In the Thick of It

A blog on the U.S.-Russia relationship
Cyber

Nye and Chernenko on Whether the United States, Russia Can Agree on Cyber

July 22, 2021
RM Staff

Should the U.S and Russia agree on a set of cyber rules and is doing so even possible? The answer according to a recent U.S.-Russian exploratory paper we published, is yes, but not yet. The answer according to Elena Chernenko, head of Russian daily Kommersant’s international news desk, and Joe Nye, Professor Emeritus at Harvard University, as provided during a July 20 event at The Center for the National Interest was also affirmative, with both speakers pointing to U.S.-Soviet Incidents at Sea Agreement of 1972 as a model for a bilateral cyber deal.

In their remarks at the event Chernenko and Nye both cautioned against aiming for anything as grand as a cyber treaty. Nye noted that Russia has been proposing such a treaty for the past 20 years at the United Nations, but said that in his view, this is simply unrealistic because it would be unverifiable. He also noted that a U.S.-Russian cyber agreement, even if reached, could be derailed by adverse developments in other spheres of the bilateral relationship. He went on to suggest that while it is possible that the sides would be able to reach an agreement in the cyber domain that would remain effective for a little while, the risk is it could then become increasingly ignored, particularly if bilateral relations continue to deteriorate, as was the case with the 1972 agreement.
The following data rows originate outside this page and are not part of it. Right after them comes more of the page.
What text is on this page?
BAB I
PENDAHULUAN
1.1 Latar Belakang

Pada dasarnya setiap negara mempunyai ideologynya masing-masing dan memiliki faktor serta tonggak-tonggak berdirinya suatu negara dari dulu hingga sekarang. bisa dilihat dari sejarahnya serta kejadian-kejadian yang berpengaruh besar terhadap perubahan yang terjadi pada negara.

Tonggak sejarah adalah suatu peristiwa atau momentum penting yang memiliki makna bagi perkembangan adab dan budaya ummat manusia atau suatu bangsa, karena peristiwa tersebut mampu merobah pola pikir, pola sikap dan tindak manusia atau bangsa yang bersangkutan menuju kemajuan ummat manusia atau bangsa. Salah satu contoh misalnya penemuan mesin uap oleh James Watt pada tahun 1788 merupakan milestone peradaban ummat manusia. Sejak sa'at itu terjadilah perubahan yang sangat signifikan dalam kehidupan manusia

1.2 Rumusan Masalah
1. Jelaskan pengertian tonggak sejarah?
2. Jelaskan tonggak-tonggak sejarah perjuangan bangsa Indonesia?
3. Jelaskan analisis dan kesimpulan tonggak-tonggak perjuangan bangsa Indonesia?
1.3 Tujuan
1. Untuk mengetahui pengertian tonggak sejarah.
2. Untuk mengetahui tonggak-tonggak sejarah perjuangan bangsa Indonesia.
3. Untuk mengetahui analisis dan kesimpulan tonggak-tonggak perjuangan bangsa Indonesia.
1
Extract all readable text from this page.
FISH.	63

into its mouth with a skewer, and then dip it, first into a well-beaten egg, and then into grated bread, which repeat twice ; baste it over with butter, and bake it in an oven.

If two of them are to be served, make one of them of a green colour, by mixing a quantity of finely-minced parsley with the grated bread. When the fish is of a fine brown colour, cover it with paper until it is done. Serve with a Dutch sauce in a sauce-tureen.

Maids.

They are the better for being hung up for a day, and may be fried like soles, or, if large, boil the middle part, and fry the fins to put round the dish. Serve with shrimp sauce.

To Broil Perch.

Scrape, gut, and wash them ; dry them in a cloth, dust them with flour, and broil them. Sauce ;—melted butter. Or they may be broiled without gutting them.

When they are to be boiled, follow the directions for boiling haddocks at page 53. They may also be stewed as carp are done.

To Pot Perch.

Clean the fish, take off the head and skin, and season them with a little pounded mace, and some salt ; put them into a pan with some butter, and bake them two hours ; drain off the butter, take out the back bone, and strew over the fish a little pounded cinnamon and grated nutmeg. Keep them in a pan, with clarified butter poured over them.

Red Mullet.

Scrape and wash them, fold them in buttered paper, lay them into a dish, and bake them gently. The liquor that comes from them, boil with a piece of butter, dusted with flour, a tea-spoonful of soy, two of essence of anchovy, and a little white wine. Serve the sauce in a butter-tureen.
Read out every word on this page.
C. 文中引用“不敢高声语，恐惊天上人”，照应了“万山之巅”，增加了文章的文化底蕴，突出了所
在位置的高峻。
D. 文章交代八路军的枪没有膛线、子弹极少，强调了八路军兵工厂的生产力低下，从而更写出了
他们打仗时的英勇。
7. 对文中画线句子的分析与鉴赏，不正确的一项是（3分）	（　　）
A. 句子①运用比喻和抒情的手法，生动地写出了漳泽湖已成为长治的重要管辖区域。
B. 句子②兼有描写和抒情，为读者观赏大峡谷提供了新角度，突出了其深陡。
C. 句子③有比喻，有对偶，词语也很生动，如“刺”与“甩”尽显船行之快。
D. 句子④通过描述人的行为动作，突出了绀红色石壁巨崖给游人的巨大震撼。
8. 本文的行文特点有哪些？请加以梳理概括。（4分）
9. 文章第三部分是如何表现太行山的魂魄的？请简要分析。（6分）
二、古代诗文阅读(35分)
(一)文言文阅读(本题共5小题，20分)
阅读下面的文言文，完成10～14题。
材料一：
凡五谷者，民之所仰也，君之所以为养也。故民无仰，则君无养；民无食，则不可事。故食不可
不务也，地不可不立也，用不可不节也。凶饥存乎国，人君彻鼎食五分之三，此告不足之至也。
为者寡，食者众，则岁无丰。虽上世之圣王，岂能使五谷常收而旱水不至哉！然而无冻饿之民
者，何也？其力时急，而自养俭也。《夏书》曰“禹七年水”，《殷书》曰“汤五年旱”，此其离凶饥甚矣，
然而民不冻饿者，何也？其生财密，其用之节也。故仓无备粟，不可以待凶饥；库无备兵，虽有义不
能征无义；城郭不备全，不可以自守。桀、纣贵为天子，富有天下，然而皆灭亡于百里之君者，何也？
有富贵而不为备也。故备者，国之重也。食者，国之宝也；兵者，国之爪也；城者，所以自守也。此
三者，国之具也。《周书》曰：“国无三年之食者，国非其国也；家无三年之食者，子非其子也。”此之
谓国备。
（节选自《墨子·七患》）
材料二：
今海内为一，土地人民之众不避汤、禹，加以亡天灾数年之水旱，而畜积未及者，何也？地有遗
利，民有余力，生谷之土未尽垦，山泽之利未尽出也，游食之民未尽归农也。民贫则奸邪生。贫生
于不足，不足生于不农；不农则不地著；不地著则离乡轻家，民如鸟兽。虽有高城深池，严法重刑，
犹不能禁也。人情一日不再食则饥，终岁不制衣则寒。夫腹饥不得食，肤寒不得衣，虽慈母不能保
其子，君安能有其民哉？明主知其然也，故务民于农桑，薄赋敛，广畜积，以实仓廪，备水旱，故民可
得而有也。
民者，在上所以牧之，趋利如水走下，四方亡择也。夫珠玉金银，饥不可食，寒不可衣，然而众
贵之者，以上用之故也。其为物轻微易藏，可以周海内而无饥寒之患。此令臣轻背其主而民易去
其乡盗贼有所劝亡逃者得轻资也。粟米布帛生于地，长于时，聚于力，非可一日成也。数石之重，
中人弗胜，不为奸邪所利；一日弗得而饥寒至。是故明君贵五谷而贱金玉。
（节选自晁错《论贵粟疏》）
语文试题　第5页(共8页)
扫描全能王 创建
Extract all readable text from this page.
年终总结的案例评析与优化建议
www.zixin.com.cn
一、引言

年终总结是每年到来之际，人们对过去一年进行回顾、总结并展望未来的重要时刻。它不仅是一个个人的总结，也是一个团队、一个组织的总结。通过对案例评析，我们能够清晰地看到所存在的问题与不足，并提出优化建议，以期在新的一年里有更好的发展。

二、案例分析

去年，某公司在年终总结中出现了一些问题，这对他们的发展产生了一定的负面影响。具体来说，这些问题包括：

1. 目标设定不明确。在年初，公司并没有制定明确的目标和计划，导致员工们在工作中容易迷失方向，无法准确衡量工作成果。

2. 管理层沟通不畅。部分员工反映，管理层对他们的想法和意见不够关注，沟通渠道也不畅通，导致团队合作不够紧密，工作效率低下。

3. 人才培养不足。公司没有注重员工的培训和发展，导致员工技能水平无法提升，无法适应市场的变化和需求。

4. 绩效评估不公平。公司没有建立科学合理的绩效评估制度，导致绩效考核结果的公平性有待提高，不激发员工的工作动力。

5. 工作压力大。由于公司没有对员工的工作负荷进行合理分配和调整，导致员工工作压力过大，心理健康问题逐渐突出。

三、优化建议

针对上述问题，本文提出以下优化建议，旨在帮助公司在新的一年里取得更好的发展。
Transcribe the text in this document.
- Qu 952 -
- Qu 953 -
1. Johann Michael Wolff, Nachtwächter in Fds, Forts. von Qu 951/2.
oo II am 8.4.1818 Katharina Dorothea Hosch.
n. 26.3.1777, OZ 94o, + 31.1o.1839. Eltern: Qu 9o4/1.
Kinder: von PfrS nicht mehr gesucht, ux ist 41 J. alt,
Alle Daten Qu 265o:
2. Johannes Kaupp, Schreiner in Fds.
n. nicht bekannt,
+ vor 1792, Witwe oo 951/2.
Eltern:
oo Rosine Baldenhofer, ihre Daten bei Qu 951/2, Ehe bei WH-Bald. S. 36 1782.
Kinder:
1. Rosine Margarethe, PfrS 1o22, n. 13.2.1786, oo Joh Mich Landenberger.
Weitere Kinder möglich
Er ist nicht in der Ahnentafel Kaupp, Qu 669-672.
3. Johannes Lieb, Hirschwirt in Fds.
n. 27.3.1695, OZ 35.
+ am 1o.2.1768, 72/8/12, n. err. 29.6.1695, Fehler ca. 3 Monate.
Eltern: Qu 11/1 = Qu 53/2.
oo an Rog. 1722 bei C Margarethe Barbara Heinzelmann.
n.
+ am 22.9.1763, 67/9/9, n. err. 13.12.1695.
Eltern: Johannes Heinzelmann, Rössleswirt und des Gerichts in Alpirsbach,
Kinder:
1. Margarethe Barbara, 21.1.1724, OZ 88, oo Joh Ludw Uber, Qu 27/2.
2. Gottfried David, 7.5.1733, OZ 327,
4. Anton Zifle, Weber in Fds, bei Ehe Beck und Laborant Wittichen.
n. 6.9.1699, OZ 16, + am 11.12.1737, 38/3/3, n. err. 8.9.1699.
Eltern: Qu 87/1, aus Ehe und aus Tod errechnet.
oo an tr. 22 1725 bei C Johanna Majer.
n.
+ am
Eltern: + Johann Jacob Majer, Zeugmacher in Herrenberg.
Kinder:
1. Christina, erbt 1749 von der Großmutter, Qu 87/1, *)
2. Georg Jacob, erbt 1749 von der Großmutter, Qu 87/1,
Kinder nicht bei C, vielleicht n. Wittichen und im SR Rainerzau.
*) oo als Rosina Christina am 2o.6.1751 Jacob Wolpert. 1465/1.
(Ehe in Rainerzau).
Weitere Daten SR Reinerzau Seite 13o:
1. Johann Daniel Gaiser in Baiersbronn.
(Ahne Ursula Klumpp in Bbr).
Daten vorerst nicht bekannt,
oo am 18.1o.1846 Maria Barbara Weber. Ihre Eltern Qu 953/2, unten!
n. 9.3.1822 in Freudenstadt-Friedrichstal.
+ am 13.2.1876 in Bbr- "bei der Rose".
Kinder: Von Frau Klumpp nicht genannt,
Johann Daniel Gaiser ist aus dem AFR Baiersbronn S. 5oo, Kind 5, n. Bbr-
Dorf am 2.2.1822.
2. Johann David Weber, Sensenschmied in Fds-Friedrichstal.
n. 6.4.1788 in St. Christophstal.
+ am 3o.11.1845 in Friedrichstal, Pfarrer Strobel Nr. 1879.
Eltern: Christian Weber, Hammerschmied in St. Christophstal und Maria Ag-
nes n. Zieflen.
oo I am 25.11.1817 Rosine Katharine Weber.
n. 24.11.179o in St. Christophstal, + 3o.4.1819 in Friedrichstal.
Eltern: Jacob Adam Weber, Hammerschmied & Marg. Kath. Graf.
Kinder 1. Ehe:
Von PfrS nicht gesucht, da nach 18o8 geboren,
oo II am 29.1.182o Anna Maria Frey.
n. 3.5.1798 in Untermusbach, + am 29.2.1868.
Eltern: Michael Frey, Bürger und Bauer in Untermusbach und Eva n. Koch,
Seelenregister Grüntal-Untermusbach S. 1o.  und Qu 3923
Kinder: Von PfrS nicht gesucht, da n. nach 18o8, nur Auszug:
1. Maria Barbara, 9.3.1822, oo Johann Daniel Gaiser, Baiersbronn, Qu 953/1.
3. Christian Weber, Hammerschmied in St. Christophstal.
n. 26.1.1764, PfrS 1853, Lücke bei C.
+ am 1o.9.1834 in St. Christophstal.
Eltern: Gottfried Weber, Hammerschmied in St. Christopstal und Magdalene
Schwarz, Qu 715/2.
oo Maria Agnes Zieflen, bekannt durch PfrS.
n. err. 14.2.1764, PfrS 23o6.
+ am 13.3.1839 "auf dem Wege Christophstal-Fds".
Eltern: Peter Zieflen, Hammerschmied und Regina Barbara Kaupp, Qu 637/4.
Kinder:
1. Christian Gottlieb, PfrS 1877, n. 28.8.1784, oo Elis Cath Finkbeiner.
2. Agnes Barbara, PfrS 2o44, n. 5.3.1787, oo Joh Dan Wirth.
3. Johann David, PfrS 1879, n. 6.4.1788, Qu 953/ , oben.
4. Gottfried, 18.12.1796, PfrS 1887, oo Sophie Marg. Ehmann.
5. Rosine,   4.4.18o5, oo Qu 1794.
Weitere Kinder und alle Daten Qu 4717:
Chernenko concurred with Nye’s proposition that Moscow and Washington should aim for an agreement rather than a treaty that would need to be ratified.

Nye added that with or without an agreement, the United States should continue to focus on deterrence with respect to Russia and to other state and non-state actors. He invoked noisy party analogy when describing how that deterrence would work.

The two speakers also noted differences in the level of priority that the United States and Russia have assigned to the cyber component of their relationship: Nye argued that cyber ranks higher in the U.S. government’s view, than in the Russian government’s, while Chernenko noted that this component is “not very central” to Russia’s view of the bilateral relationship. Rather, the Russian side views cybersecurity as one of the many components of maintaining strategic stability in the U.S.-Russian dyad. High-level U.S.-Russian dialogue on strategic stability is to resume on July 28, per an agreement reached by Biden and Putin at their June 2021 summit, and the Russian side can be expected to continue pushing for the adoption of a proposition that nuclear command and control should be off limits when it comes to cyber targeting, according to Chernenko. The summit also saw the two leaders agree to launch cyber consultations while Biden also urged Putin to agree that 16 sectors of the U.S. cyber infrastructure should be off limits, but Nye wondered whether this proposition should be more nuanced. “When you declare 16 types of infrastructure off limits, then does it mean the rest are on limits?” he asked, indicating that things can happen beyond the scope of these 16 areas that should be taken very seriously. If you engage in espionage on such a scale that it seems you are preparing a battlefield—as seems to have been the case with the SolarWinds hack—then perhaps that should be off limits too, he noted. It’s one thing to engage in espionage, but if it reaches the level of the SolarWinds hack, that requires a response, he said.   

In addition to offering their thoughts on interaction between U.S. and Russian state actors in the cyber domain, the two speakers took questions on actions of non-state criminal actors. Chernenko insisted that the Russian government is interested in cooperating with U.S. authorities in fighting cybercrime, per Putin’s repeated statements on the issue while Nye noted that in the U.S. view, the Russian authorities continue to control groups of cyber criminals which they use as proxies in the cyber domain.

The two speakers were also asked whether they see any evidence of Russian-Chinese cooperation on cyber-attacks and both answered in the negative. A general Russian-Chinese alliance of convenience certainly exists in cyber, but there has not been coordination of cyberattacks by Russia and China, Nye said. Chernenko said she would not expect coordination of cyberattacks by Russia and China. Moreover, one month ago the Russian government published a great deal of technical information about a massive cyberattack on Russian infrastructure with the use of targeted phishing and a U.S. company (Sentinel Labs) deduced from that information that it was possible that the Chinese were behind that attack, Chernenko said. When asked to comment on that assessment the Russian government would neither confirm nor deny, which indicates that the Russian government may have divulged that information to let the Chinese know that the Russians know about their cyber espionage in Russia, she said.

Both Chernenko and Nye were reasonably upbeat about the short-term prospects of U.S.-Russian cyber relations. Chernenko said she had grown cautiously optimistic about these prospects after June’s Biden-Putin summit. Perhaps reports that Russian cyber ransom group REvil—which targeted U.S. assets—has gone offline could be a sign that the Russian side is trying to make the party less noisy, per Nye’s analogy, she said. Nye said he generally agreed with Chernenko’s forecast, but wanted to “hedge [his] bets a bit.” If something goes wrong in the general US-Russian relationship, that could derail their interactions in the cyber domain, he said.